Con una granada en la boca pretende decir a los lectores que sólo buscamos la verdad, que nuestro propósito como periodistas, o reporteros, es ofrecer un rostro frontal, sin maquillajes ni juicios morales de los protagonistas de la guerra del narco. Como en mis otros libros, me dediqué a entrevistar a mujeres lastimadas y hombres que buscan durante años a sus muertos, a narcos y policías ministeriales que sonríen burlones y a veces asqueados de la vida. En las entrevistas encontré siempre corazones atormentados, ilusiones secas y restos de alcohol y recuerdos percudidos en las miradas de quienes dijeron su verdad. Recurro al trabajo de otros colegas que con su pluma y sus documentos también batallan a su manera en esta lucha para escribir su verdad, agradezco su información y sus puntos de vista en medio de tanta desolación y caos. Con ellos alzo la voz y juntos retratamos ese México siniestro, desmoronado y lleno de sangre.

“Sí, ya sabía que andaba con esos cabrones, llegaba a veces en la madrugada todo acelerado, drogado y con harto dinero, me dejaba algunos billetes y se largaba de nuevo, ni tiempo me daba de decirle ‘ya ni la jodes, mira cómo andas’, se escapaba en lo oscuro; siempre fue muy alegre y le encantaba bailar, pisteaba con otros morros y luego llegaban a la casa felices a seguir con las copas y la música de banda a todo volumen, y se carcajeaba conmigo y brindaba por su familia, por sus padres y sus hermanitos, ‘no pasa nada, sólo nos divertimos después de chingarle un rato’, decía. Y así todo el tiempo, ‘ya ni la jodes’, le decía, ‘Dios guarde la hora, pero un día te va a pasar algo si sigues así’, le decía, pero le valían madre mis palabras, se carcajeaba y se iba sabe dónde.
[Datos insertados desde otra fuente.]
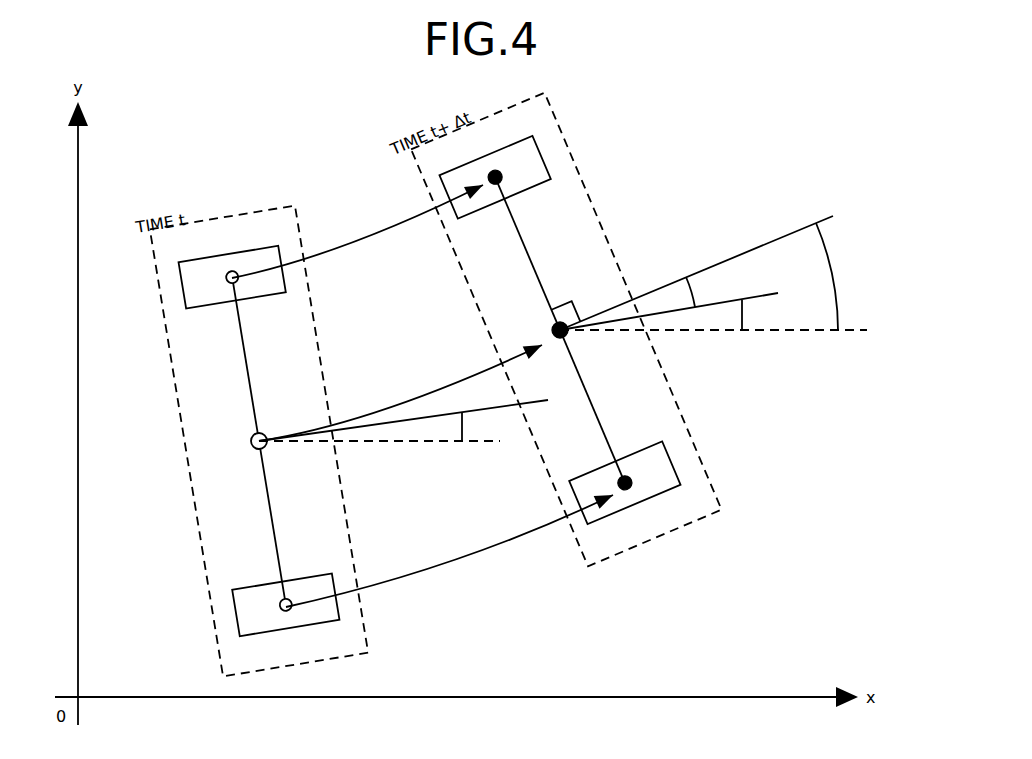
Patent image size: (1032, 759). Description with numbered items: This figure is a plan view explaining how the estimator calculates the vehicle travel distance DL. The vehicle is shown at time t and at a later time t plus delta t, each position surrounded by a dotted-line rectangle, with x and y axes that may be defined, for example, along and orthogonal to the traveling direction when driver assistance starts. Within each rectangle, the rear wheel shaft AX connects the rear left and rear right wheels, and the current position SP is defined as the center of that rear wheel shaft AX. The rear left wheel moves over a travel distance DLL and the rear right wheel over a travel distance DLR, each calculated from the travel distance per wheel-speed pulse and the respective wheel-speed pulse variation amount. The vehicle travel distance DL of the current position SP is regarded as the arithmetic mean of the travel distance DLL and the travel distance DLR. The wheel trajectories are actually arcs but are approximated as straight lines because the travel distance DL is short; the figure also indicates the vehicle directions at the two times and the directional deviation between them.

The rear wheel shaft AX is at (249, 396).
The current position SP is at (250, 442).
The vehicle travel distance DL is at (400, 393).
The travel distance of the rear left wheel DLL is at (357, 231).
The travel distance of the rear right wheel DLR is at (449, 551).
Sí ya sabía que andaba con esos cabrones y a pesar del dolor intenso aquí, mire, aquí en lo más duro del pinche corazón, no quise verlo cuando me avisaron, lo hallaron en un estanque, con las manos amarradas y la cara hecha pellejos, ¿cómo supe que era él?, ya ni joden, verdad de Dios, siempre bailaba y se reía bien recio; pues por el tatuaje de la virgen y mi nombre, carajo, sí, mi nombre en su pecho lleno de agujeros…”
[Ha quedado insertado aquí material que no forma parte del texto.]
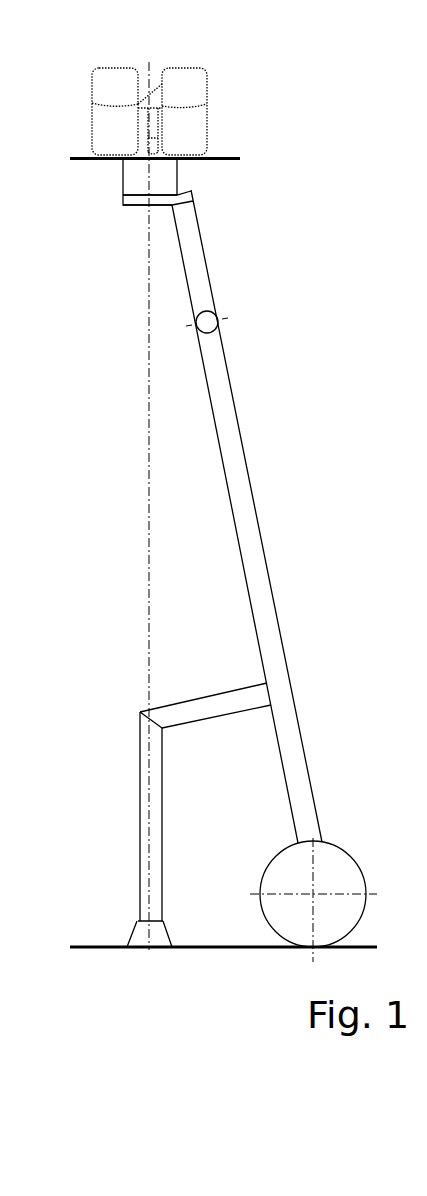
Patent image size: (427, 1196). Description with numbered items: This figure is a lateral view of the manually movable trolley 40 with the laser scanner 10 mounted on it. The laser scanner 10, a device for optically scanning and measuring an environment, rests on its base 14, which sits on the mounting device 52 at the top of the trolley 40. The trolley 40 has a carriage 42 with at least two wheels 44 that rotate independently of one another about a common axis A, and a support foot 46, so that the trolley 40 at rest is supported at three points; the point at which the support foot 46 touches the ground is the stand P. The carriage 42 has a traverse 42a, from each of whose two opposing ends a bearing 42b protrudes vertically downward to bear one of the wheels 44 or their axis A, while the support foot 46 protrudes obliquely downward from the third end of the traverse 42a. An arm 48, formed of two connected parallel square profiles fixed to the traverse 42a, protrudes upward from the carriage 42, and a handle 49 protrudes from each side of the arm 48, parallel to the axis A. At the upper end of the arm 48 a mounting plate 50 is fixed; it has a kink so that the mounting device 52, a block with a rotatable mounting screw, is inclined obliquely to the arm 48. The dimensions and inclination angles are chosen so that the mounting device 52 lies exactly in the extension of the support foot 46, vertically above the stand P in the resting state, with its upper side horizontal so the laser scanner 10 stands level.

The laser scanner 10 is at (208, 70).
The base 14 is at (163, 157).
The mounting device 52 is at (163, 173).
The mounting plate 50 is at (135, 200).
The arm 48 is at (193, 268).
The handle 49 is at (203, 322).
The trolley 40 is at (252, 576).
The carriage 42 is at (250, 763).
The traverse 42a is at (205, 703).
The bearing 42b is at (290, 757).
The support foot 46 is at (153, 830).
The wheel 44 is at (342, 873).
The stand P is at (148, 950).
The axis A is at (313, 895).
Eso de reportear el narco es levantar la voz con el testimonio, con el reportaje, con la sonrisa macabra del soldado, los ojos hundidos del que está tras el escritorio en el ministerio público, la botella en la mano del narco. Eso de reportear el narco es escribir con un pinche bolígrafo que quema, duele, rezonga, pero lo tengo que hacer para tratar de darle voz a las víctimas, a los ejecutores, a los policías y también, insisto, a muchos de nuestros muertos.